Some of the empty storefronts, on Broadway and elsewhere, may be targeted for development, explaining why they are unoccupied. But the vacancy totals would be even higher if one includes buildings where signs announce incoming retailers but that are still not open for business.
Prices in SoHo, unsurprisingly, are in decline. Last fall, the average asking rent on Broadway was $755 a square foot, down from $824 last spring, or about an 8 percent drop, according to the Real Estate Board of New York, the trade group known as Rebny.
If examples are numerous, solutions can seem limited. The Small Business Jobs Survival Act, which would give retail tenants the right to renew any lease so they cannot be evicted on the whim of the landlord, has not made much progress in New York’s City Council since being introduced in 2014.
While critics have questioned the legality of getting involved in rent negotiations, advocates of the bill say landlords are lobbying behind the scenes to kill it.
“It’s obvious that nothing will happen with this bill under the Bill de Blasio administration,” said Kirsten Theodos of Take Back NYC, a grass-roots coalition she co-founded two years ago.
“I was seeing all these businesses come and go, and would say: ‘Oh, my gosh, we just lost a bar. Oh, my gosh, we just lost this cool and funky store,’” said Ms. Theodos, who lives near the East Village.
Other steps taken by city officials include an effort to exempt retailers from a rent tax, which applies to Manhattan businesses that spend more than $250,000 in rent a year. A Council bill introduced in February would raise that amount to $500,000.

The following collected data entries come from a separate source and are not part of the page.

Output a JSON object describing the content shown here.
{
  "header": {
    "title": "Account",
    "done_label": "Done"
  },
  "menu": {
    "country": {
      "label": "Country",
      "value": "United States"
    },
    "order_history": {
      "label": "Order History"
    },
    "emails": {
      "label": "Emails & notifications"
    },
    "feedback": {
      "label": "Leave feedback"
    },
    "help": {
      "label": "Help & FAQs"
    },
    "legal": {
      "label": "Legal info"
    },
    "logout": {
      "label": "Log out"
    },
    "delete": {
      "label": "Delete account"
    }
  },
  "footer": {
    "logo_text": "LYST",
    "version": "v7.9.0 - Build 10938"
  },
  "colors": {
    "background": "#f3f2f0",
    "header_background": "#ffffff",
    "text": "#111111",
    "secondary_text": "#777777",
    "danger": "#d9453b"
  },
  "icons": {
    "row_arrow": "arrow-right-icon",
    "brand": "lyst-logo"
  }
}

Others rattled by the increase in vacancies are just trying to get a handle on how many there are, a tricky thing to figure out when brown paper covers windows, brokers don’t return calls and landlords, shielded by limited liability companies, can’t be found.
Justin Levinson, a former reporter who became frustrated by the high turnover in the East Village, decided the best way to call attention to the issue was visually, with a map.
The result, Vacant New York, which he introduced in September, is more a snapshot in time than a dynamic database. But its findings have led him to a meeting with city officials, he said, as well as talks with a real estate brokerage.
“It’s really easy to point fingers, to say it’s someone’s fault, like greedy landlords,” Mr. Levinson said. “But no one is really talking about solutions.” For his part, Mr. Levinson would like to see a law creating a registry for all stores that have been vacant for a year.
Shopping habits may be harder to change. As long as people keep buying clothes, books and groceries online, from sites like Amazon.com, bricks-and-mortar retailers may continue to have a hard time, said Mr. Evans of Walker Malloy.
Along Columbus, where Mr. Evans frequently works, the vacancy rate is about 10 percent, even though the stretch was nearly fully occupied in 2013, he said. And in late February, Rain Africa, which sold natural lotions and soaps at 294 Columbus, shuttered its store after just three years.
But the 920-square-foot corner space, at West 74th Street, is close to being leased to a new tenant, as are two other empty stores nearby, Mr. Evans said, adding that a wine bar is also scheduled to open, in the vacant 322 Columbus.
“It looks like things are finding a balance,” he said.